Yeah, they might be lying when they said that they didn’t specifically train it for the test. Because if they didn’t, then the test questions were there.
I don’t know why you think they’re incapable of detecting whether the test questions are in their training set or not. It’s a much easier problem than the other stuff they’re doing. Whether they were specifically excluded or weren’t there due to timing doesn’t really matter as long as they had the ability to check for them. They undoubtedly have a system for searching their training set that is independent of the LLM itself.
Interesting:
“Mr. Altman’s departure follows a deliberative review process by the board, which concluded that he was not consistently candid in his communications with the board, hindering its ability to exercise its responsibilities,” the company said in its blog post. “The board no longer has confidence in his ability to continue leading OpenAI.”

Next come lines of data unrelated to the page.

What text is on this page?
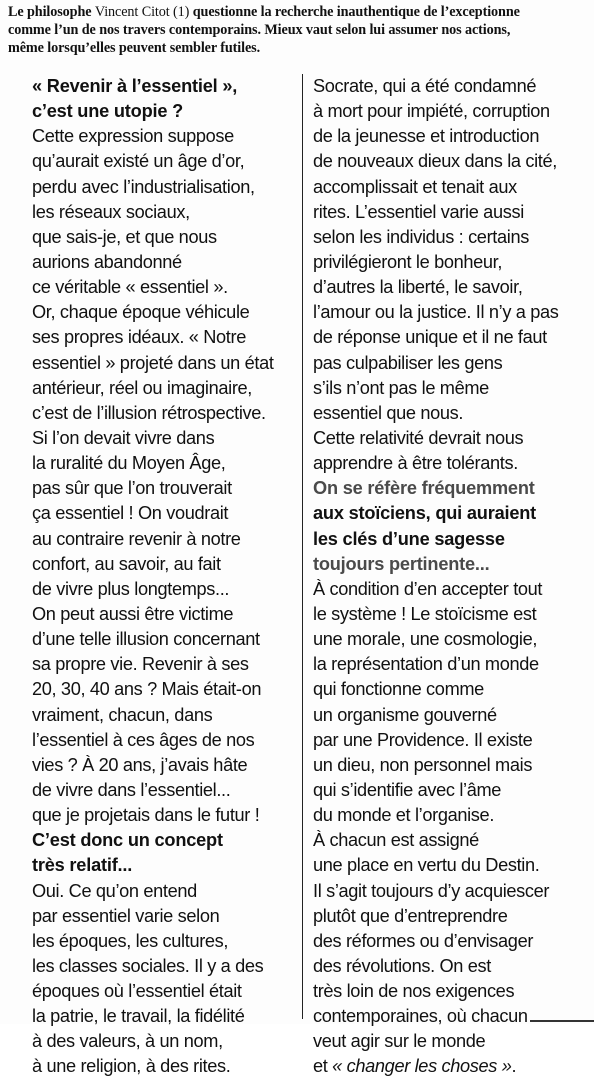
Le philosophe Vincent Citot (1) questionne la recherche inauthentique de l’exceptionne
comme l’un de nos travers contemporains. Mieux vaut selon lui assumer nos actions,
même lorsqu’elles peuvent sembler futiles.
« Revenir à l’essentiel »,
c’est une utopie ?
Cette expression suppose
qu’aurait existé un âge d’or,
perdu avec l’industrialisation,
les réseaux sociaux,
que sais-je, et que nous
aurions abandonné
ce véritable « essentiel ».
Or, chaque époque véhicule
ses propres idéaux. « Notre
essentiel » projeté dans un état
antérieur, réel ou imaginaire,
c’est de l’illusion rétrospective.
Si l’on devait vivre dans
la ruralité du Moyen Âge,
pas sûr que l’on trouverait
ça essentiel ! On voudrait
au contraire revenir à notre
confort, au savoir, au fait
de vivre plus longtemps...
On peut aussi être victime
d’une telle illusion concernant
sa propre vie. Revenir à ses
20, 30, 40 ans ? Mais était-on
vraiment, chacun, dans
l’essentiel à ces âges de nos
vies ? À 20 ans, j’avais hâte
de vivre dans l’essentiel...
que je projetais dans le futur !
C’est donc un concept
très relatif...
Oui. Ce qu’on entend
par essentiel varie selon
les époques, les cultures,
les classes sociales. Il y a des
époques où l’essentiel était
la patrie, le travail, la fidélité
à des valeurs, à un nom,
à une religion, à des rites.
Socrate, qui a été condamné
à mort pour impiété, corruption
de la jeunesse et introduction
de nouveaux dieux dans la cité,
accomplissait et tenait aux
rites. L’essentiel varie aussi
selon les individus : certains
privilégieront le bonheur,
d’autres la liberté, le savoir,
l’amour ou la justice. Il n’y a pas
de réponse unique et il ne faut
pas culpabiliser les gens
s’ils n’ont pas le même
essentiel que nous.
Cette relativité devrait nous
apprendre à être tolérants.
On se réfère fréquemment
aux stoïciens, qui auraient
les clés d’une sagesse
toujours pertinente...
À condition d’en accepter tout
le système ! Le stoïcisme est
une morale, une cosmologie,
la représentation d’un monde
qui fonctionne comme
un organisme gouverné
par une Providence. Il existe
un dieu, non personnel mais
qui s’identifie avec l’âme
du monde et l’organise.
À chacun est assigné
une place en vertu du Destin.
Il s’agit toujours d’y acquiescer
plutôt que d’entreprendre
des réformes ou d’envisager
des révolutions. On est
très loin de nos exigences
contemporaines, où chacun
veut agir sur le monde
et « changer les choses ».
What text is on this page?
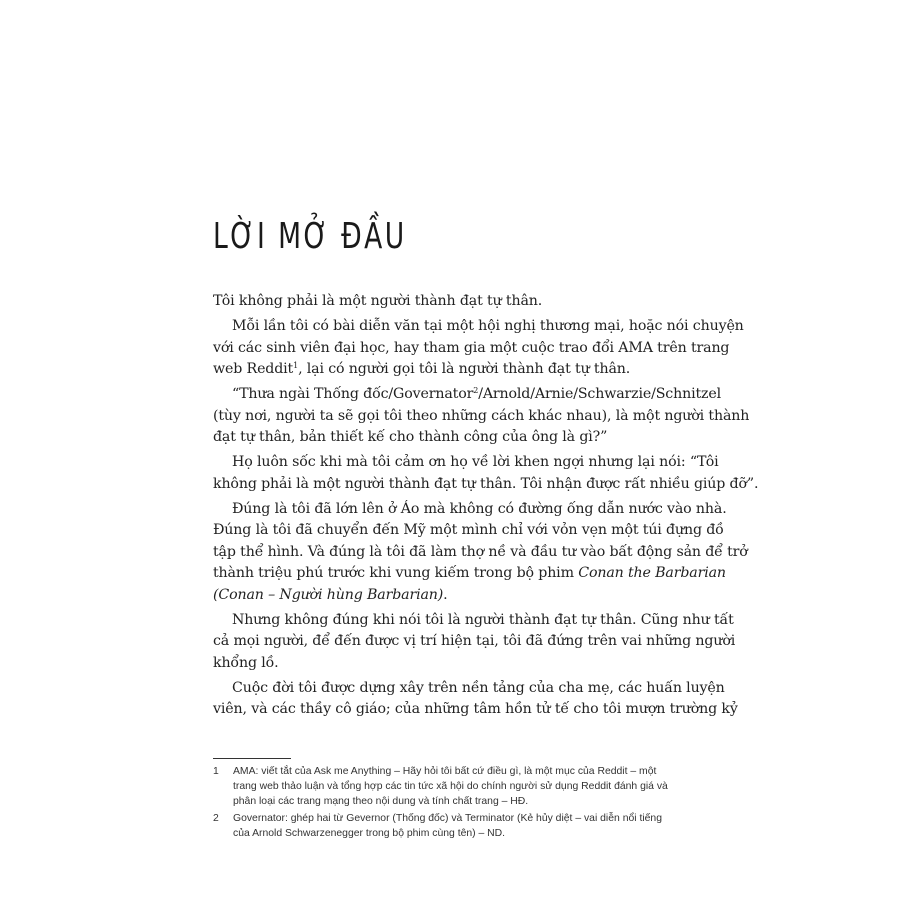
LỜI MỞ ĐẦU
Tôi không phải là một người thành đạt tự thân.
Mỗi lần tôi có bài diễn văn tại một hội nghị thương mại, hoặc nói chuyện
với các sinh viên đại học, hay tham gia một cuộc trao đổi AMA trên trang
web Reddit$^1$, lại có người gọi tôi là người thành đạt tự thân.
“Thưa ngài Thống đốc/Governator$^2$/Arnold/Arnie/Schwarzie/Schnitzel
(tùy nơi, người ta sẽ gọi tôi theo những cách khác nhau), là một người thành
đạt tự thân, bản thiết kế cho thành công của ông là gì?”
Họ luôn sốc khi mà tôi cảm ơn họ về lời khen ngợi nhưng lại nói: “Tôi
không phải là một người thành đạt tự thân. Tôi nhận được rất nhiều giúp đỡ”.
Đúng là tôi đã lớn lên ở Áo mà không có đường ống dẫn nước vào nhà.
Đúng là tôi đã chuyển đến Mỹ một mình chỉ với vỏn vẹn một túi đựng đồ
tập thể hình. Và đúng là tôi đã làm thợ nề và đầu tư vào bất động sản để trở
thành triệu phú trước khi vung kiếm trong bộ phim Conan the Barbarian
(Conan – Người hùng Barbarian).
Nhưng không đúng khi nói tôi là người thành đạt tự thân. Cũng như tất
cả mọi người, để đến được vị trí hiện tại, tôi đã đứng trên vai những người
khổng lồ.
Cuộc đời tôi được dựng xây trên nền tảng của cha mẹ, các huấn luyện
viên, và các thầy cô giáo; của những tâm hồn tử tế cho tôi mượn trường kỷ
1 AMA: viết tắt của Ask me Anything – Hãy hỏi tôi bất cứ điều gì, là một mục của Reddit – một
trang web thảo luận và tổng hợp các tin tức xã hội do chính người sử dụng Reddit đánh giá và
phân loại các trang mạng theo nội dung và tính chất trang – HĐ.
2 Governator: ghép hai từ Gevernor (Thống đốc) và Terminator (Kẻ hủy diệt – vai diễn nổi tiếng
của Arnold Schwarzenegger trong bộ phim cùng tên) – ND.
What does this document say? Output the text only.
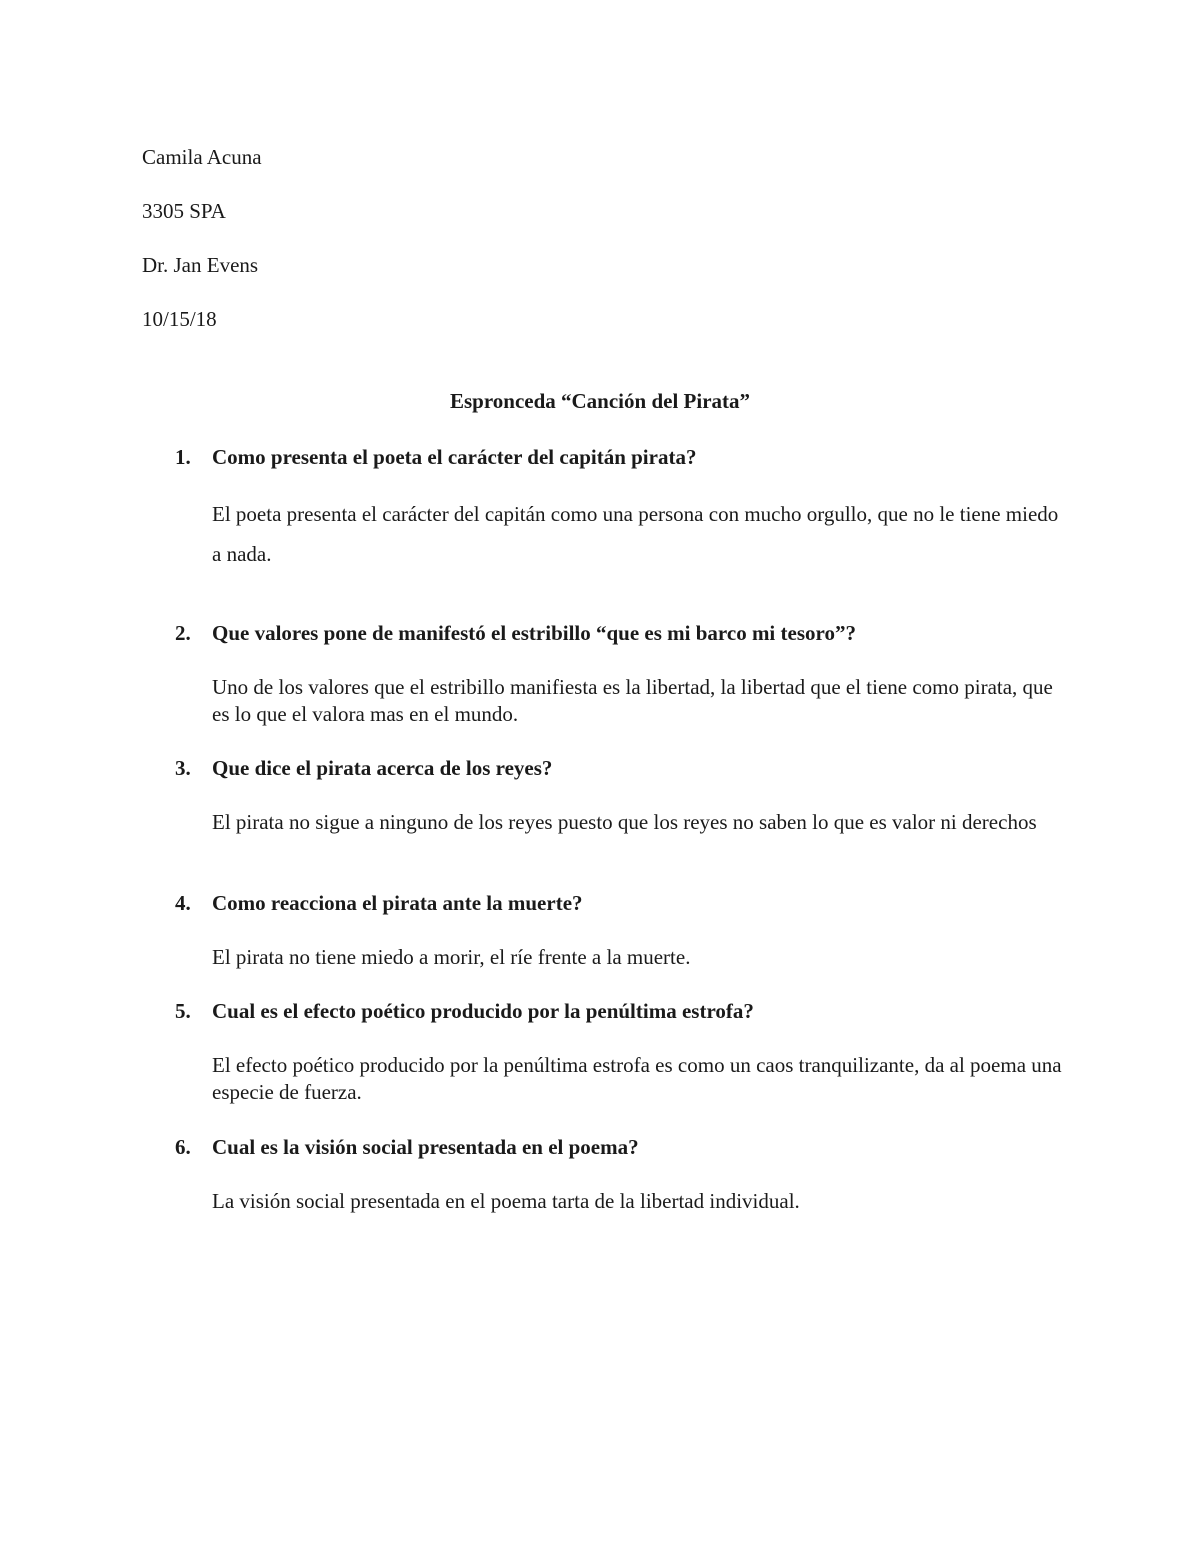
Camila Acuna

3305 SPA

Dr. Jan Evens

10/15/18

Espronceda “Canción del Pirata”

1. Como presenta el poeta el carácter del capitán pirata?

El poeta presenta el carácter del capitán como una persona con mucho orgullo, que no le tiene miedo a nada.

2. Que valores pone de manifestó el estribillo “que es mi barco mi tesoro”?

Uno de los valores que el estribillo manifiesta es la libertad, la libertad que el tiene como pirata, que es lo que el valora mas en el mundo.

3. Que dice el pirata acerca de los reyes?

El pirata no sigue a ninguno de los reyes puesto que los reyes no saben lo que es valor ni derechos

4. Como reacciona el pirata ante la muerte?

El pirata no tiene miedo a morir, el ríe frente a la muerte.

5. Cual es el efecto poético producido por la penúltima estrofa?

El efecto poético producido por la penúltima estrofa es como un caos tranquilizante, da al poema una especie de fuerza.

6. Cual es la visión social presentada en el poema?

La visión social presentada en el poema tarta de la libertad individual.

Mira Murati will be the interim CEO.
I don’t know why you think they’re incapable of detecting whether the test questions are in their training set or not. It’s a much easier problem than the other stuff they’re doing.
Well, maybe, depending on how good their non-AI image processing capabilities are. A lot of copies of AP tests out there are in image format, due to being screen-captured or scanned from printouts.
But OK, suppose they can. What do they do when (not if; it’s basically guaranteed) they find that the training data did contain the test that they’re using? Edit the training data and re-train a new bot without it? Possible, but they explicitly said they didn’t do a training just for the bot to take the tests.
They already said what happens: they take the test twice, once with the pre-trained questions, and another time without, and take the lowest score.
They aren’t going to exclude old test questions, but new tests are being made all the time. The models have a cut-off date, and they can ensure they only take tests made after that date if they want the testing to be useful.
That said, it’s not clear they actually need to. While it’s certainly possible that the LLM will just memorize the answers, it’s not obvious that it does, except in a probabilistic, holographic way. They can figure out if this is the case or not by just comparing results from tests that are in the training set vs. equivalent ones that aren’t. If the LLM is memorizing the answers, it should perform far better in the first case.
Interesting:
Yeah, this is super weird, and very sudden. Just the other day, Altman was speaking at the APEC conference as if nothing were wrong. No details at all so far. I have little doubt that Altman and the board will have different interpretations of the alleged failures, but we’ll have to wait for more info.